Don Quichotte traverse la Manche, Abraham Poincheval la Bretagne. Recouvert de la lourde armure du chevalier du Moyen-Âge, le performeur a fait l’expérience d’errer dans les paysages bretons pendant un mois (Vidéo Le Chevalier errant, l’homme sans ici (2018-2025) d’Abraham Poincheval et Matthieu Verdeil).

 

Les artistes visuels n’ont pas résisté à s’emparer du duo Quichotte/Panza. Leurs deux silhouettes habitent les dessins, les estampes, les peintures des plus grands créateurs, de Pablo Picasso à Gérard Garouste. Projetant en quelques traits d’encre ou en touches colorées une humanité aussi insaisissable que révélatrice. L’opposition entre le grand maigre monté sur sa vieille rosse squelettique et le petit gros sur son petit âne subjugue les artistes. Sur des mugs, des assiettes, des affiches, le couple est immortalisé.

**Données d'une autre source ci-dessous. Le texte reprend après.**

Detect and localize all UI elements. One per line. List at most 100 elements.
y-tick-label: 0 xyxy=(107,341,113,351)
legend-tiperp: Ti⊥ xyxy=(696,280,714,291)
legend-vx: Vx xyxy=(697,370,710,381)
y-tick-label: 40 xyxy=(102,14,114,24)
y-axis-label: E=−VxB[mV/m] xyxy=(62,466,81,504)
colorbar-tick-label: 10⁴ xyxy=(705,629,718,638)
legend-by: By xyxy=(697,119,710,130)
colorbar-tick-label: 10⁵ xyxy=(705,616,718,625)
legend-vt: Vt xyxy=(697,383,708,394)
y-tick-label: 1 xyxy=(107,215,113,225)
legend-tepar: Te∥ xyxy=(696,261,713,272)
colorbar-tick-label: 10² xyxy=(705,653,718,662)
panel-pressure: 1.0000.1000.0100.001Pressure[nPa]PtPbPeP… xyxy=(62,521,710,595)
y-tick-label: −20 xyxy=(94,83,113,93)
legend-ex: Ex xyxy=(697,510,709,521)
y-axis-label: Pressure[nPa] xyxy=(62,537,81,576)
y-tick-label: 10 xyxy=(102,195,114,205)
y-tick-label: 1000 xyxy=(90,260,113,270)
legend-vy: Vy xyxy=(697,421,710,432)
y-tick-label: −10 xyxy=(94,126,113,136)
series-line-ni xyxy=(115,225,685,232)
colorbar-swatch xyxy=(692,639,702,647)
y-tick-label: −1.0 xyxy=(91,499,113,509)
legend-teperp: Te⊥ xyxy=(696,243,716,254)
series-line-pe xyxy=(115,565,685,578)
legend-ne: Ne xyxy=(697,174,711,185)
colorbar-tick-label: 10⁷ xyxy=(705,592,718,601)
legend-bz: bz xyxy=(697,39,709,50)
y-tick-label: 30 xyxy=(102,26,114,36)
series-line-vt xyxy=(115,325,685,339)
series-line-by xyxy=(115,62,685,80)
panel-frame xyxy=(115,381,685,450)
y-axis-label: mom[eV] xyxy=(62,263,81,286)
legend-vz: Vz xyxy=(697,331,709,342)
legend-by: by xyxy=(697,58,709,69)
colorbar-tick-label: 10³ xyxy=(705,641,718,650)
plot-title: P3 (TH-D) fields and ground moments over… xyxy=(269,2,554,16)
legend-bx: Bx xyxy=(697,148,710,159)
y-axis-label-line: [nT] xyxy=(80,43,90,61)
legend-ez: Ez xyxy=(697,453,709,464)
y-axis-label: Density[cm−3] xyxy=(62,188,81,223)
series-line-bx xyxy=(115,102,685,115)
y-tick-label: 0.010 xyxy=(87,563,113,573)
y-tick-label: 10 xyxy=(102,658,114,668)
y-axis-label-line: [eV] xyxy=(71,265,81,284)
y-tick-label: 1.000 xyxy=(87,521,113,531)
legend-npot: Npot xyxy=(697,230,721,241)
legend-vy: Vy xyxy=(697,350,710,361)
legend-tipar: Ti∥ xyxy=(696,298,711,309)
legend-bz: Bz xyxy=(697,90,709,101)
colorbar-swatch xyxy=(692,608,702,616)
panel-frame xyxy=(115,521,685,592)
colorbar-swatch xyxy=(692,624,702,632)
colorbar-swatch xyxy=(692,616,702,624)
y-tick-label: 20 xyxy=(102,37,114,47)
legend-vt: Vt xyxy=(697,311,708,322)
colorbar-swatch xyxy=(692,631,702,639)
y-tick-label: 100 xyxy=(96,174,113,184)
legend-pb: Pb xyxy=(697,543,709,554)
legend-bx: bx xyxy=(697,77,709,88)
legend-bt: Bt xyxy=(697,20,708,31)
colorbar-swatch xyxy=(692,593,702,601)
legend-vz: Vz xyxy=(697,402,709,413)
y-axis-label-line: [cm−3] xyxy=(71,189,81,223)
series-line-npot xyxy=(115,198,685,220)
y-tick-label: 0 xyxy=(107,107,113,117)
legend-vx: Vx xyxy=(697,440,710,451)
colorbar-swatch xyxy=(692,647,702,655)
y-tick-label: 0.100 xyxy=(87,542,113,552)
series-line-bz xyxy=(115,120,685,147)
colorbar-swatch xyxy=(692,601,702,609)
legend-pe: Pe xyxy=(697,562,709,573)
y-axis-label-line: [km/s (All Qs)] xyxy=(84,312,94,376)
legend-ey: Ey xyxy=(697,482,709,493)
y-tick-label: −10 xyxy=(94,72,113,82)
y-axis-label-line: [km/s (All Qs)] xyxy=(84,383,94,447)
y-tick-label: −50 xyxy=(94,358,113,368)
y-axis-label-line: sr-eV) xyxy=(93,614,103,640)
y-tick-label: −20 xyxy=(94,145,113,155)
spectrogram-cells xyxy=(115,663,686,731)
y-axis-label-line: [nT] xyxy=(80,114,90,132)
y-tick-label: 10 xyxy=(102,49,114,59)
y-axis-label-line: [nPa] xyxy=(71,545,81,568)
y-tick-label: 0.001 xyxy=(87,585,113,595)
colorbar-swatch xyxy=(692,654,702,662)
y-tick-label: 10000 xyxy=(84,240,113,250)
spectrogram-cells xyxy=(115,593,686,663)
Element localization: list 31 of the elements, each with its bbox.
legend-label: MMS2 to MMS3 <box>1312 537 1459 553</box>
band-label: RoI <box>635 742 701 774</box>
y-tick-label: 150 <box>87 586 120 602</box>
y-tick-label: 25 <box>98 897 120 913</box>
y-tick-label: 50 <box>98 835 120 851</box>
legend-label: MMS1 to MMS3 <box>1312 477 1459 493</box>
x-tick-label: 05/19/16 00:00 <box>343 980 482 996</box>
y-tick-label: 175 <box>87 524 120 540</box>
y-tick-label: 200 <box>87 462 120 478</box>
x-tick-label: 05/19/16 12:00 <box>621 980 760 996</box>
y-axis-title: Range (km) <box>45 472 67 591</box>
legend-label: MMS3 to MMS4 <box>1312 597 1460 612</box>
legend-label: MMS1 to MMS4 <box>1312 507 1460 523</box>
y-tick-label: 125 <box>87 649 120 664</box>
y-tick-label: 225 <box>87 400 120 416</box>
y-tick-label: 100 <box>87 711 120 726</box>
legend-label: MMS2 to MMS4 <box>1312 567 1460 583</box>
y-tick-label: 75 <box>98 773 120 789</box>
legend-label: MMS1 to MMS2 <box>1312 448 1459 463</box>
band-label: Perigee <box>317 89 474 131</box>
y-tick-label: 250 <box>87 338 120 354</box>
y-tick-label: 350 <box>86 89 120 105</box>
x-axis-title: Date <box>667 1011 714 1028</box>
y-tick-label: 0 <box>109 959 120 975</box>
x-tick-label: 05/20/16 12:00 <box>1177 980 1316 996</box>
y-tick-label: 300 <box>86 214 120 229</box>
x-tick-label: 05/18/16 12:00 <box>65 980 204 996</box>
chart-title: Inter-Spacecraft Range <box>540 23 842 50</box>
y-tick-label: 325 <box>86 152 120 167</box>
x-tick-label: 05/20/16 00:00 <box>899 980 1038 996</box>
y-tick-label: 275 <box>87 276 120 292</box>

Ce jeu d’opposition, comme celle du duo comique Laurel et Hardy lancé par Hollywood ou de Maitre Puntila et son valet Matti, imaginé par Berthold Brecht pour caractériser la lutte des classes, a des origines lointaines comme l’illustre Brughel dans un tableau avec le grand maigre, Carême, et le petit gros, Carnaval, le poisson et la viande… La culture carnavalesque la déploie à travers ses combats inversés, renversés. Les combats de Quichotte contre les moulins à vent ou les moutons qu’il confond avec une armée sont à l’origine de maintes parodies, sur des cartes réclame qu’on trouvait dans le chocolat, sur un menu du caviste Nicolas, dans maints tableaux de Dali, dans des gravures de Daumier où le trivial voisine avec l’énigmatique, dans des œuvres de Goya qui offrent un contrepoint à l’idéal chevaleresque.

 

Chaque époque s’est emparée de la triste figure pour se raconter. Que nous inspire l’hidalgo de la Mancha au XXIe siècle ? Un idéal ? Un repoussoir ? La modernité d’affronter son destin en s’écartant des pensées dominantes ? Ou bien comme l’a décrit Erri de Luca dans un roman un chevalier des invincibles, des vaincus qui se relèvent toujours ?

 

Don Quichotte, histoire de fou, histoire de rire, à voir jusqu’au 30 mars 2026 au Mucem - Marseille.

 

 

 

 

Agrégée de lettres modernes, Aude Fanlo est responsable du département de la recherche et de l’enseignement au Mucem. Elle pilote les équipes de chercheurs au Mucem et les partenariats avec le monde académique, développe des programmes qui associent patrimoine, musées, création artistique et recherche. Elle coordonne les collectes que le musée entreprend pour étudier, conserver et transmettre par ses collections et ressources documentaires les témoignages sur les faits de société contemporains.